DOI: 10.1371/journal.pone.0302953
Abstrakt: Background: Depression and anxiety are significant health burdens that greatly impact the quality of life of refugees and migrants. In this study, we have translated and culturally adapted the Patient Health Questionnaire (PHQ-9) and Generalized Anxiety Disorder Screener (GAD-7) into Kinyarwanda and performed a validation study in a United States (US) primary care setting.
Methods: A committee of seven experts including psychiatric and family medicine providers, health researchers, and trained medical interpreters translated and culturally adapted the PHQ-9 and GAD-7, and incorporated feedback from cognitive interviews with bilingual participants. The translated instruments were then tested in a cross-sectional validation study. Analyses include internal consistency, discriminant validity, principal component analyses, and confirmatory factor analyses.
Results: Analyses of 119 responses indicated overall good internal consistency with Cronbach's α of 0.85 (PHQ-9) and 0.92 (GAD-7). Both scales showed acceptable factor loadings between 0.44 and 0.90 in the principal component analyses and showed strong correlations with health-related quality of life and depression/anxiety symptoms measured with visual analog scales. Significantly higher scores for PHQ-9 and GAD-7 were shown among participants with known psychiatric conditions.

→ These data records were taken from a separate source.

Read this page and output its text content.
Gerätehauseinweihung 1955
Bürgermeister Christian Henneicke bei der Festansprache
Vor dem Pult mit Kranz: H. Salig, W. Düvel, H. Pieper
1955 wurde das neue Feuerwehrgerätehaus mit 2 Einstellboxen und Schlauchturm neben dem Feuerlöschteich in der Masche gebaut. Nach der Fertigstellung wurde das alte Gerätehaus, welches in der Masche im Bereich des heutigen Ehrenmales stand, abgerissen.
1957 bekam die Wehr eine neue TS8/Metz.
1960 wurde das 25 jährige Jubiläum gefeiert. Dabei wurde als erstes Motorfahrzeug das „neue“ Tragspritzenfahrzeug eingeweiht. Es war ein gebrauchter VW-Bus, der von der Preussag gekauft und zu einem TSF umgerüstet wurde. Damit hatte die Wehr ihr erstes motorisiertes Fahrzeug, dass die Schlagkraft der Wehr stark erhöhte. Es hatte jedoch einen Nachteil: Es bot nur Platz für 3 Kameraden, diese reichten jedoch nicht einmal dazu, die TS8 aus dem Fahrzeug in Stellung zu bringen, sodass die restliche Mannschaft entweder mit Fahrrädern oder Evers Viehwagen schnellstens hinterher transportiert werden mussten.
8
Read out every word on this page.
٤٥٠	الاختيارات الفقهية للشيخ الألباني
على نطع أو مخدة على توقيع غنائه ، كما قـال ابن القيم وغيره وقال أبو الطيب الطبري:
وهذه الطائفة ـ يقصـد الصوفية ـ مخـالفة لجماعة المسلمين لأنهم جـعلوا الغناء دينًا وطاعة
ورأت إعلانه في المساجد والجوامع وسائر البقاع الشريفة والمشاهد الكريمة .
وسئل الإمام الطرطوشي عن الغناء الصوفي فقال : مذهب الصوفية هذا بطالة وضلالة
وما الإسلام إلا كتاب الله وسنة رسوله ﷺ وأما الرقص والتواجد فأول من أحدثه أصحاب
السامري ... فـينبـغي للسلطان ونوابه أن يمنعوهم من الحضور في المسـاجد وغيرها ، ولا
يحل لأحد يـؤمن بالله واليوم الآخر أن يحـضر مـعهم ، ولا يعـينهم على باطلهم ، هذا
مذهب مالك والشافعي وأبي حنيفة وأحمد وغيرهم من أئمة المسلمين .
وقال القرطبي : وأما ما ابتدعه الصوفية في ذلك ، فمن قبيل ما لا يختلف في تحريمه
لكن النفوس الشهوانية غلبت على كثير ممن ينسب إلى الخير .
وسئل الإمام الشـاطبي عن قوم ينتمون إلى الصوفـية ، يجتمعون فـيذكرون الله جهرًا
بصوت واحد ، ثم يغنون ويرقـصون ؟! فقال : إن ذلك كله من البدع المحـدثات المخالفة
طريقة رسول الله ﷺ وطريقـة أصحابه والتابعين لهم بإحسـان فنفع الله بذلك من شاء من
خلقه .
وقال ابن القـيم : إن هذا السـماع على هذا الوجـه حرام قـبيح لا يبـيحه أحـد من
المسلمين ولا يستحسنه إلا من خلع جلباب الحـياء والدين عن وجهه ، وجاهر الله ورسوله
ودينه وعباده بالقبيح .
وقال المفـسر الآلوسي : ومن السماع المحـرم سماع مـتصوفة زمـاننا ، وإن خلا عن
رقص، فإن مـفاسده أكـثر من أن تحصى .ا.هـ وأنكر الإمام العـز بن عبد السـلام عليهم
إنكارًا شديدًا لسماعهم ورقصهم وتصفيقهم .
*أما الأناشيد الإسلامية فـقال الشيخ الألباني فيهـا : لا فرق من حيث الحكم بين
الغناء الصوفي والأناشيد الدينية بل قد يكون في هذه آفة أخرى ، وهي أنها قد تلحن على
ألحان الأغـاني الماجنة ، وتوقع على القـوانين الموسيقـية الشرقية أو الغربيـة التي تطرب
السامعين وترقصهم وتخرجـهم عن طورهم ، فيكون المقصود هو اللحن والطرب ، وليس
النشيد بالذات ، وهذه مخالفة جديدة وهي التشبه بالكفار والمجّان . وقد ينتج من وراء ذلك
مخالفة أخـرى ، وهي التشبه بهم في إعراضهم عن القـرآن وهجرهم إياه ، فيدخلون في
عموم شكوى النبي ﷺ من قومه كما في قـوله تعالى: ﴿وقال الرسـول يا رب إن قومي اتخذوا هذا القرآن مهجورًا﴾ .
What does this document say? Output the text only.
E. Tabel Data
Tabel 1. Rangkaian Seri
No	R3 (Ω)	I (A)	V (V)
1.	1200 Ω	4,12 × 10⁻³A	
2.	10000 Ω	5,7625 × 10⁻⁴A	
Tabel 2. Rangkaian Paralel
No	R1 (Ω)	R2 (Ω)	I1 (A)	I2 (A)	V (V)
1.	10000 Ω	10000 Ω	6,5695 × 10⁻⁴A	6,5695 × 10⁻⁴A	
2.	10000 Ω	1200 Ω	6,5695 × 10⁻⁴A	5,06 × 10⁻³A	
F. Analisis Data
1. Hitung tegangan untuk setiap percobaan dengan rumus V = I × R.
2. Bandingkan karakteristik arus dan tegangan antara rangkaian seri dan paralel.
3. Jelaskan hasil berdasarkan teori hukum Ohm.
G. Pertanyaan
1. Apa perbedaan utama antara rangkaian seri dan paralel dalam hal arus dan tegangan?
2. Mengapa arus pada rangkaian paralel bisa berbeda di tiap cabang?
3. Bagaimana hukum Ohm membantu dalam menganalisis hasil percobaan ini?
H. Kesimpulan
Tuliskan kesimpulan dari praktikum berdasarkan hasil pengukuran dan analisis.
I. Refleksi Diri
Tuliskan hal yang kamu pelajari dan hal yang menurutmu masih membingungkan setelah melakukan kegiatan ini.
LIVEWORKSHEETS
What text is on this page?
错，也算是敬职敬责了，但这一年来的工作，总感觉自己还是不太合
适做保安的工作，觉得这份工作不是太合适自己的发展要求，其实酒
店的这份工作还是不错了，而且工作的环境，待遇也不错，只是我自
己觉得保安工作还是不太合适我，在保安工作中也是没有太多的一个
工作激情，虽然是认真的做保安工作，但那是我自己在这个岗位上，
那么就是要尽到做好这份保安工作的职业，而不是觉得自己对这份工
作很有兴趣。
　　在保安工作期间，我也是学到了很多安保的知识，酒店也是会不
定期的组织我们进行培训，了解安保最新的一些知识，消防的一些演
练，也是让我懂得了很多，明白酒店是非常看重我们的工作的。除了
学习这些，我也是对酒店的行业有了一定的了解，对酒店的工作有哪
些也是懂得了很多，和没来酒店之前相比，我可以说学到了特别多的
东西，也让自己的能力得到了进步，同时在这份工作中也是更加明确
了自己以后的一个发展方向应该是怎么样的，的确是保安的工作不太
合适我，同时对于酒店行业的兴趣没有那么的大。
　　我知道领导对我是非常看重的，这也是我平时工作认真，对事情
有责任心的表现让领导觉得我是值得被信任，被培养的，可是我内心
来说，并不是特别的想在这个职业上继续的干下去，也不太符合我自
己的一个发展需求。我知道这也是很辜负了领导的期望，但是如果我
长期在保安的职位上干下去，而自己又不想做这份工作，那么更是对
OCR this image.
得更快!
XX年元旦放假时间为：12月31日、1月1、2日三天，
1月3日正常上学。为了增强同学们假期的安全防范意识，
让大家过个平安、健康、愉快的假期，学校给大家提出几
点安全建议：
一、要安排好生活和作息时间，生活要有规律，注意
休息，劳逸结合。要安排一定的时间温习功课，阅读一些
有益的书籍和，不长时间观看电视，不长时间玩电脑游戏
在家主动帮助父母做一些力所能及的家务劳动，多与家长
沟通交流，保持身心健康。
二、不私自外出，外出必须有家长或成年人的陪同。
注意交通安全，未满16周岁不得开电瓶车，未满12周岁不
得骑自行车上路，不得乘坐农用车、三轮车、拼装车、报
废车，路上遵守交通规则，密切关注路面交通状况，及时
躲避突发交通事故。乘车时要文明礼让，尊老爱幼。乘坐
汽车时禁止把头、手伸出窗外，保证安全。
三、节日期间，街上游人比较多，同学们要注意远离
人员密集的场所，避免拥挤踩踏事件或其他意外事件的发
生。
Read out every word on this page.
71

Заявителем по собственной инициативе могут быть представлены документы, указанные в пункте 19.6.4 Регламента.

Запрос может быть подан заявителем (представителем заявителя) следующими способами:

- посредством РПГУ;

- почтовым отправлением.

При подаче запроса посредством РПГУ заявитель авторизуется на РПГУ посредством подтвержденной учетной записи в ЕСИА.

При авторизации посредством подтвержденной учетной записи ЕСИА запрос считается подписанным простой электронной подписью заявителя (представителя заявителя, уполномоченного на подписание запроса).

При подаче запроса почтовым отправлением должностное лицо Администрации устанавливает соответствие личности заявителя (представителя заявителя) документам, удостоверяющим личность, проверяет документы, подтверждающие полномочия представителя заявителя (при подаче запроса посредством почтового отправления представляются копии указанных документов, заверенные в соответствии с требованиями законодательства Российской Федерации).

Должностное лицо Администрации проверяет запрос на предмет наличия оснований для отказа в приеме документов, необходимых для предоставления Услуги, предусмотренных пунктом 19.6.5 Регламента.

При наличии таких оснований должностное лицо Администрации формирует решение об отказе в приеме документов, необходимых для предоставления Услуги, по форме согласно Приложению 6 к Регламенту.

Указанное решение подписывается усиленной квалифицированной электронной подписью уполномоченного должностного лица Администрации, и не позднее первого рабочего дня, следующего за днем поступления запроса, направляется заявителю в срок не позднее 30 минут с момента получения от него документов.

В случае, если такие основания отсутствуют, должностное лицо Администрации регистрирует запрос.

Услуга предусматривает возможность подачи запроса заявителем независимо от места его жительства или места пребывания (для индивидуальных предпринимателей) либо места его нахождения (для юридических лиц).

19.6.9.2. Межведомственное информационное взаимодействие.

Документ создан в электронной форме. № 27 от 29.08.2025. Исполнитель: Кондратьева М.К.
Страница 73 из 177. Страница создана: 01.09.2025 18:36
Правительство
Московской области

Discussion: PHQ-9 and GAD-7 demonstrated commendable applicability for Kinyarwanda-speaking patients in primary healthcare settings in the US. Our instruments can already be used in primary care settings and thus help to mitigate health disparities. Future research should further validate our tool against gold-standard diagnostics in larger, geographically diverse samples.
Competing Interests: The authors have declared that no competing interests exist.
(Copyright: © 2024 Müller et al. This is an open access article distributed under the terms of the Creative Commons Attribution License, which permits unrestricted use, distribution, and reproduction in any medium, provided the original author and source are credited.)